Riesa, salah satu raver—sebutan penggila rave party—tiba di sana pukul 11 malam. Jalannya sempoyongan, sambil jejeritan dengan delapan temannya. Di parkiran—di dalam mobil—sebelum masuk, ia menenggak Jose Antonio Cuervo. Dandanannya cuek: kaos buntung, celana pendek, dan sandal jepit—tapi tetep kece. "Kalau pakai baju sopan, gerah dong, lagi pula hujan," ujar mahasiswi perguruan tinggi negeri ini.
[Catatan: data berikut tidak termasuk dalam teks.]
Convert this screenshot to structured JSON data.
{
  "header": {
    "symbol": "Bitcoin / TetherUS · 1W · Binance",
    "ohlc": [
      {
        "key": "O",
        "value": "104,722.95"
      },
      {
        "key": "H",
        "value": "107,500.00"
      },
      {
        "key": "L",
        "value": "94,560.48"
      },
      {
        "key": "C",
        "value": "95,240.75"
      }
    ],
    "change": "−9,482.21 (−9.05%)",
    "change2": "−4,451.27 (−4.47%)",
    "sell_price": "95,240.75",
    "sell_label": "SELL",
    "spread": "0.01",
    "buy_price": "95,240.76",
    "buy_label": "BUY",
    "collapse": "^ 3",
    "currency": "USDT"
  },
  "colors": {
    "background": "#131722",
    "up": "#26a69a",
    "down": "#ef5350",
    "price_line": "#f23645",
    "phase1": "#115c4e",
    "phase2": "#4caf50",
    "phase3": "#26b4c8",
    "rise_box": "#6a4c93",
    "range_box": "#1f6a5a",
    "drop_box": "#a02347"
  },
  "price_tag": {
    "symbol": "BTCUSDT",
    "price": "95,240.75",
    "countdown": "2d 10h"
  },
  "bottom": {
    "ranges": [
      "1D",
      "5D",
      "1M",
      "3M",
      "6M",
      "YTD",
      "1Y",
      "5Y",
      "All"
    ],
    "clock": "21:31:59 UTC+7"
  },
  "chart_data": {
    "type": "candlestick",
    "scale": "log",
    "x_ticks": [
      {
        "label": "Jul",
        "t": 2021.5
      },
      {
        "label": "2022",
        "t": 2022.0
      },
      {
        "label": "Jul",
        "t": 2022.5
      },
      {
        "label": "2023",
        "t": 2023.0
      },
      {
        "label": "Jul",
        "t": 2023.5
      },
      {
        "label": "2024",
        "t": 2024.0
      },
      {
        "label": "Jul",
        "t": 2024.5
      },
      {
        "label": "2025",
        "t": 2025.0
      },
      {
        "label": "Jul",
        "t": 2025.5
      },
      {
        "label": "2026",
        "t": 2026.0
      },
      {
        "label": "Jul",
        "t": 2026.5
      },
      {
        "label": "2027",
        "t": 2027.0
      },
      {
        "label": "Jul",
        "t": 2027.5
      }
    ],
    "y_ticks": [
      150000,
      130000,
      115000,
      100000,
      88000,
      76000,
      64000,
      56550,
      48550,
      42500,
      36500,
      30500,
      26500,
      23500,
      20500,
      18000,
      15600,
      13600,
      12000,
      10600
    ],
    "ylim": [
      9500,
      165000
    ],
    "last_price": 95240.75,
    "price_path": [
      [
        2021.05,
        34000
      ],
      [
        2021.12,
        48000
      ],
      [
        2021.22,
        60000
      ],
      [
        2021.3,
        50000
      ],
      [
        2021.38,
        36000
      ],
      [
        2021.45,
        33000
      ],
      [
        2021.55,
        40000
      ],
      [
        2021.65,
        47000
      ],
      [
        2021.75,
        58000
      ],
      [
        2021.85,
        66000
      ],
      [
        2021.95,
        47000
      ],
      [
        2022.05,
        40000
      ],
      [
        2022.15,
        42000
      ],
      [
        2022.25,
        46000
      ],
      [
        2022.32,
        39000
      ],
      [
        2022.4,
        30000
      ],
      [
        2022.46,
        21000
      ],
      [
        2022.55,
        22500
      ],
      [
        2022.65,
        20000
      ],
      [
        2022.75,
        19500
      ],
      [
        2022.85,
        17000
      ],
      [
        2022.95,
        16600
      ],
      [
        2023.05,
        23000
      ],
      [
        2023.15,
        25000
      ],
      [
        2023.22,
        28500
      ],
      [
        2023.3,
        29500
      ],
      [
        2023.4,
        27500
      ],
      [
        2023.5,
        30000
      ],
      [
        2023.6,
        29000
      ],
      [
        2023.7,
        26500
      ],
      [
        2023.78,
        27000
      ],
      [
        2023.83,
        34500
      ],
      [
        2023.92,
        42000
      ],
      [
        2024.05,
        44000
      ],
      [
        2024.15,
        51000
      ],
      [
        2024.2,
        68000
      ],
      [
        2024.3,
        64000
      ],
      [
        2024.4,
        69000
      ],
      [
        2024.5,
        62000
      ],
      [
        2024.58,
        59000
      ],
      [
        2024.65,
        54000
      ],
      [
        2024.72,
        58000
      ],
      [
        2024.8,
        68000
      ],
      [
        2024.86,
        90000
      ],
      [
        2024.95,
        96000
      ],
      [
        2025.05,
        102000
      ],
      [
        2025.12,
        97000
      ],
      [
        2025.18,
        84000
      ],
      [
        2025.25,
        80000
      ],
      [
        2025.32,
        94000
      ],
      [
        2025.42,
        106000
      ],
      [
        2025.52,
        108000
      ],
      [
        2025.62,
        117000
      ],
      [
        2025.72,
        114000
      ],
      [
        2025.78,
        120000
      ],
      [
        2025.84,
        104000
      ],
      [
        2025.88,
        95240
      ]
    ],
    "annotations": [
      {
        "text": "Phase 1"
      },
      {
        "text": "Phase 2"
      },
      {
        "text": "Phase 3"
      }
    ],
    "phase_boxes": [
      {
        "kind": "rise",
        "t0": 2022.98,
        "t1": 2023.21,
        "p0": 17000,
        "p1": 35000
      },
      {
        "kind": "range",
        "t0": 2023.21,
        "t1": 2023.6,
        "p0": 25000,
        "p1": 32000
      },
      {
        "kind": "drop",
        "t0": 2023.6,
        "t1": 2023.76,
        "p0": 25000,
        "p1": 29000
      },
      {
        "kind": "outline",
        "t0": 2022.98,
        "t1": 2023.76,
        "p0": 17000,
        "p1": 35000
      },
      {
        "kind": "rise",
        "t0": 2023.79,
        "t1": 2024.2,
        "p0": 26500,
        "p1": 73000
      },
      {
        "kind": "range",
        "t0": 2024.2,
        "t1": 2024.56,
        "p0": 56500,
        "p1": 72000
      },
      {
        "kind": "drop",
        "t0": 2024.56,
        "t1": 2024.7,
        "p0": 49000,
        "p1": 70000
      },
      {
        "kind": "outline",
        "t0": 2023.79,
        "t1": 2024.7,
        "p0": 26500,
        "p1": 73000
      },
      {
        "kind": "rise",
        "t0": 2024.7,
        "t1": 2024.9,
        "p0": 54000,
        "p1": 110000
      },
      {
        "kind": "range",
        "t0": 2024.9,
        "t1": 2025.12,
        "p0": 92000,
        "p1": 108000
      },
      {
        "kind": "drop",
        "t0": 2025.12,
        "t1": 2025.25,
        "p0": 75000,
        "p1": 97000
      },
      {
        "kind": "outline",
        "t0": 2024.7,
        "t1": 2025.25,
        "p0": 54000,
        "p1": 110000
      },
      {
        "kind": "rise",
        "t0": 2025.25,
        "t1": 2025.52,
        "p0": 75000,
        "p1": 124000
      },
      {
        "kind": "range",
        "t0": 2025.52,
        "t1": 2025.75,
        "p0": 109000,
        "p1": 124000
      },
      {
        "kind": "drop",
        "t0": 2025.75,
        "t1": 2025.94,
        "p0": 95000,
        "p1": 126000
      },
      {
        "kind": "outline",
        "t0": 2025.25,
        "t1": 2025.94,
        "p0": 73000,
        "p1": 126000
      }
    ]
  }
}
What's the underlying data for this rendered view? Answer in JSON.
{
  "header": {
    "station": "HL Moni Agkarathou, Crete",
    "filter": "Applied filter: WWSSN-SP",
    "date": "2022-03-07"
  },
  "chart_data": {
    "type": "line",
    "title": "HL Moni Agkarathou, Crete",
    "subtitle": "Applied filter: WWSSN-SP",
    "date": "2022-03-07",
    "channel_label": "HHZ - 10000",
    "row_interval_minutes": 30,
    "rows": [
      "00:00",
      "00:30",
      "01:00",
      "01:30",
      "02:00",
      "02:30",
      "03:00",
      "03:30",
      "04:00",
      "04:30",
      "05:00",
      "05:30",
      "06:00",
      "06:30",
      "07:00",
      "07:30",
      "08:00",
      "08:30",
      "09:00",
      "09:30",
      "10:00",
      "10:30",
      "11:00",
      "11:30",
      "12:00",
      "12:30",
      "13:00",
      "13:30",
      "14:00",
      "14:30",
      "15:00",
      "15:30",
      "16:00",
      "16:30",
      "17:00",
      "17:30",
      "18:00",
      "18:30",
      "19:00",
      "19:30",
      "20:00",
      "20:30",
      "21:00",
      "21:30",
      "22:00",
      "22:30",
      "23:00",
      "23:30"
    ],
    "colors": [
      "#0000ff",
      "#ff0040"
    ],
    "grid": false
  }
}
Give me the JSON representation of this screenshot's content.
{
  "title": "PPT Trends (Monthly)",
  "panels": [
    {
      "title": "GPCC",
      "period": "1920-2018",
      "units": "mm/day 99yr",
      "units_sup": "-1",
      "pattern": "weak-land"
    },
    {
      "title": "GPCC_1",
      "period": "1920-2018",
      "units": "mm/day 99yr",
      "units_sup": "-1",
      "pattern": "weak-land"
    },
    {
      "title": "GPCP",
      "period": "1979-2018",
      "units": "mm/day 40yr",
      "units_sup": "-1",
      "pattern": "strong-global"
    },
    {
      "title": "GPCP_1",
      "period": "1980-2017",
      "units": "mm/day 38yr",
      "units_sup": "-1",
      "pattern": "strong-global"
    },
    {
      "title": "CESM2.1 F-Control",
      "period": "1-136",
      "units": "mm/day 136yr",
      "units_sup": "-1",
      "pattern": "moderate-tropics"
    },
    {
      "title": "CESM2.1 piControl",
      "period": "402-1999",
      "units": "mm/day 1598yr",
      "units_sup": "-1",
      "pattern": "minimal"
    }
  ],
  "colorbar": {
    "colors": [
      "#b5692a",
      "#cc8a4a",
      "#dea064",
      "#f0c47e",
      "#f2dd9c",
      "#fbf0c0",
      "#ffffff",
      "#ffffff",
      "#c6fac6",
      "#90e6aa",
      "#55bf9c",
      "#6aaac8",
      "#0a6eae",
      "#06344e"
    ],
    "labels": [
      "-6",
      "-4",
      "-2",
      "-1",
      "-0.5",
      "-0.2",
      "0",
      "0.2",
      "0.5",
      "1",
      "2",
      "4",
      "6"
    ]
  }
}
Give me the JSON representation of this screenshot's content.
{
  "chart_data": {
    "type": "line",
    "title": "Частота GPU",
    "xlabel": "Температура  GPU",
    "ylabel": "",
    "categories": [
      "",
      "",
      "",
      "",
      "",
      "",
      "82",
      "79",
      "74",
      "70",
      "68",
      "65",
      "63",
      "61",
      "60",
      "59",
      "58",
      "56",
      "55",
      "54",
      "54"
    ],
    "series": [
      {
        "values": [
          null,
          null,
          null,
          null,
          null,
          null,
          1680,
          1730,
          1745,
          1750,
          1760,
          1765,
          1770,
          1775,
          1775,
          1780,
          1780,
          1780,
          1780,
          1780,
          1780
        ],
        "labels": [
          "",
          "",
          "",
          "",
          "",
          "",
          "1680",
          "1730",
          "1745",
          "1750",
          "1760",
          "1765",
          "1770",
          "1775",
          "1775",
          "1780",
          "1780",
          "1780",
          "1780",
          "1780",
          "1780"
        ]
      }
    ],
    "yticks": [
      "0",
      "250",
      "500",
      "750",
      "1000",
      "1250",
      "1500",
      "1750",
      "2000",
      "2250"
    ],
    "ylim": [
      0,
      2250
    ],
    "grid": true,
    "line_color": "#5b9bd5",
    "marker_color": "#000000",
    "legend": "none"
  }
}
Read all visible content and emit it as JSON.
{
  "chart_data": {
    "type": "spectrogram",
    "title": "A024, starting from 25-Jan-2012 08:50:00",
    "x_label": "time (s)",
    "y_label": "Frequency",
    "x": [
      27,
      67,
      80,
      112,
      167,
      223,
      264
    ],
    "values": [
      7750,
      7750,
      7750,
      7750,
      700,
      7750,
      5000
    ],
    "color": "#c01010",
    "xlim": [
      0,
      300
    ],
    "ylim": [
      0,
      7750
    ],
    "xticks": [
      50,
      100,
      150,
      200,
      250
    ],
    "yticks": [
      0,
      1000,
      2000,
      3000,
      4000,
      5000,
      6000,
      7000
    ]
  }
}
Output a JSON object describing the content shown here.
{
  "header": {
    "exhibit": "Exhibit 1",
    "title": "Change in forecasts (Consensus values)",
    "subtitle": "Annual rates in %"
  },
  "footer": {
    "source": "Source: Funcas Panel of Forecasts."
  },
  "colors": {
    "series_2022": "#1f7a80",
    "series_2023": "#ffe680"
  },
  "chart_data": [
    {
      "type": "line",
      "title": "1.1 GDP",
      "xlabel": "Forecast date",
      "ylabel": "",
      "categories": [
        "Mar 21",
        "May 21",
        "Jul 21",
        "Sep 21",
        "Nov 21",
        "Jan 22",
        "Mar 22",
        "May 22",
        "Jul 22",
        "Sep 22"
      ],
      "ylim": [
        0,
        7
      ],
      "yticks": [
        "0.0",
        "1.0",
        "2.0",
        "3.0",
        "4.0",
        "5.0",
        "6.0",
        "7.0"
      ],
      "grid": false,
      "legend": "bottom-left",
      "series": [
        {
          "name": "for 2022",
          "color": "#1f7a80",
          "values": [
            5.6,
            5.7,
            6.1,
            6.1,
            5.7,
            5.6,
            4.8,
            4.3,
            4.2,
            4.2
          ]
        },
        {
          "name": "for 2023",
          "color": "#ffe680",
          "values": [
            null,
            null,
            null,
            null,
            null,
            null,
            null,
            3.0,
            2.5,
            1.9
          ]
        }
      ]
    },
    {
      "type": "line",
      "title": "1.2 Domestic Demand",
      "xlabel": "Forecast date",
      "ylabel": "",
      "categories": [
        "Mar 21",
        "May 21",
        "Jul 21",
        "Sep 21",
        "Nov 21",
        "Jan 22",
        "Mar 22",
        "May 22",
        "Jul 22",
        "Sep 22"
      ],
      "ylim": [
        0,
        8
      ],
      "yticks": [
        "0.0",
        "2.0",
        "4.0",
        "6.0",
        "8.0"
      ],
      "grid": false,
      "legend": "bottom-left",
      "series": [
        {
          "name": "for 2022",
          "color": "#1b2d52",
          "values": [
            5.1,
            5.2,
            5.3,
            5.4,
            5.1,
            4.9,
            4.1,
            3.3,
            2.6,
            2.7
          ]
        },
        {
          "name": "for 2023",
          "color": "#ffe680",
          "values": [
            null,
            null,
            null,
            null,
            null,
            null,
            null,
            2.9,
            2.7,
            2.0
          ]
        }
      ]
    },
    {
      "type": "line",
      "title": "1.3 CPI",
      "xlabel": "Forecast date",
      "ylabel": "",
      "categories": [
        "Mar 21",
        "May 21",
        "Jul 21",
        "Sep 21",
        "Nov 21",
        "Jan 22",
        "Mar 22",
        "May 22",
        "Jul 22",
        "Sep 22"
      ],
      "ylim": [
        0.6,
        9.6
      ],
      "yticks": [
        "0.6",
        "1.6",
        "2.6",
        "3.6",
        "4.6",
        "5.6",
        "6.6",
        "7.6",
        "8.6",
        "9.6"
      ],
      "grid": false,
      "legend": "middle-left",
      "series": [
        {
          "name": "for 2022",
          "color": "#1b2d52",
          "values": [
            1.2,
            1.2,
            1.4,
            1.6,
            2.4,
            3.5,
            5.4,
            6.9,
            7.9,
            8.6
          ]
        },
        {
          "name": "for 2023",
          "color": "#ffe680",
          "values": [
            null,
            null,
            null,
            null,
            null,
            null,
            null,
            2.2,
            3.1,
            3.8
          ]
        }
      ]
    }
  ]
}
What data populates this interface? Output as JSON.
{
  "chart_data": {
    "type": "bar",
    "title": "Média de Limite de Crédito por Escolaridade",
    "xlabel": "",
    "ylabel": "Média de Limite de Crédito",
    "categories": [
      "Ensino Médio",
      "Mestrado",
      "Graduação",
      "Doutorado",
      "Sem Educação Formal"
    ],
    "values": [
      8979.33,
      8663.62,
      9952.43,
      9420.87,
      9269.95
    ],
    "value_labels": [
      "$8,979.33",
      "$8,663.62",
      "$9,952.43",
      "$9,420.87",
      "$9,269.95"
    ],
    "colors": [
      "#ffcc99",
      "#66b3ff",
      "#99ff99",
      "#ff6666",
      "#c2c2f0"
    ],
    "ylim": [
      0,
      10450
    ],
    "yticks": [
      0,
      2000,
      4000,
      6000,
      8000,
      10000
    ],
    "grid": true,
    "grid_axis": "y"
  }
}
Raver tidak mau membiarkan hujan merusak pesta mereka. Karena ini adalah rave—yang membuat mereka justru merasa berenergi dan di luar kendali walau hujan. Istilah rave sendiri berusia hampir empat dekade, sebagai gerakan dan genre musik. Dia hidup dengan akronim PLUR, singkatan dari peace, love, unity, respect. Raver kerap dibandingkan dengan hippies, karena cinta mereka untuk musik dan perdamaian.
Di panggung utama Garuda Ice Land, DJ Yasmin, dara cantik kelahiran Lombok, membuka pesta. Penonton menari dengan jas hujan. Sedangkan yang lain hujan-hujanan di atas lumpur. Saat pemutar cakram (DJ) lokal, Angger Dimas, mengambil alih, penonton mulai panas. Ia mendapat sambutan luar biasa dengan lagu remix Don't Look Back In Anger.
Kerumunan menjadi liar saat Anton Zaslavksi alias Zedd, DJ berusia 24 tahun asal Jerman, memainkan Spectrum. Meriam laser melesat, ledakan asap kembang api mewarnai penampilan Zedd yang dilatarbelakangi layar besar. Penonton terus melompat bersama Zedd. Apalagi saat dia membawakan Wake Me Up dengan bass berat.
Setiap kali Zedd memainkan salah satu single-nya, kerumunan berteriak, dan menyanyikan liriknya seperti mereka di konser Katy Perry. Hit besar seperti Clarity dinyanyikan riuh, meski tanpa ada Foxes, penyanyi Inggris yang menjadi duet Zedd di lagu itu.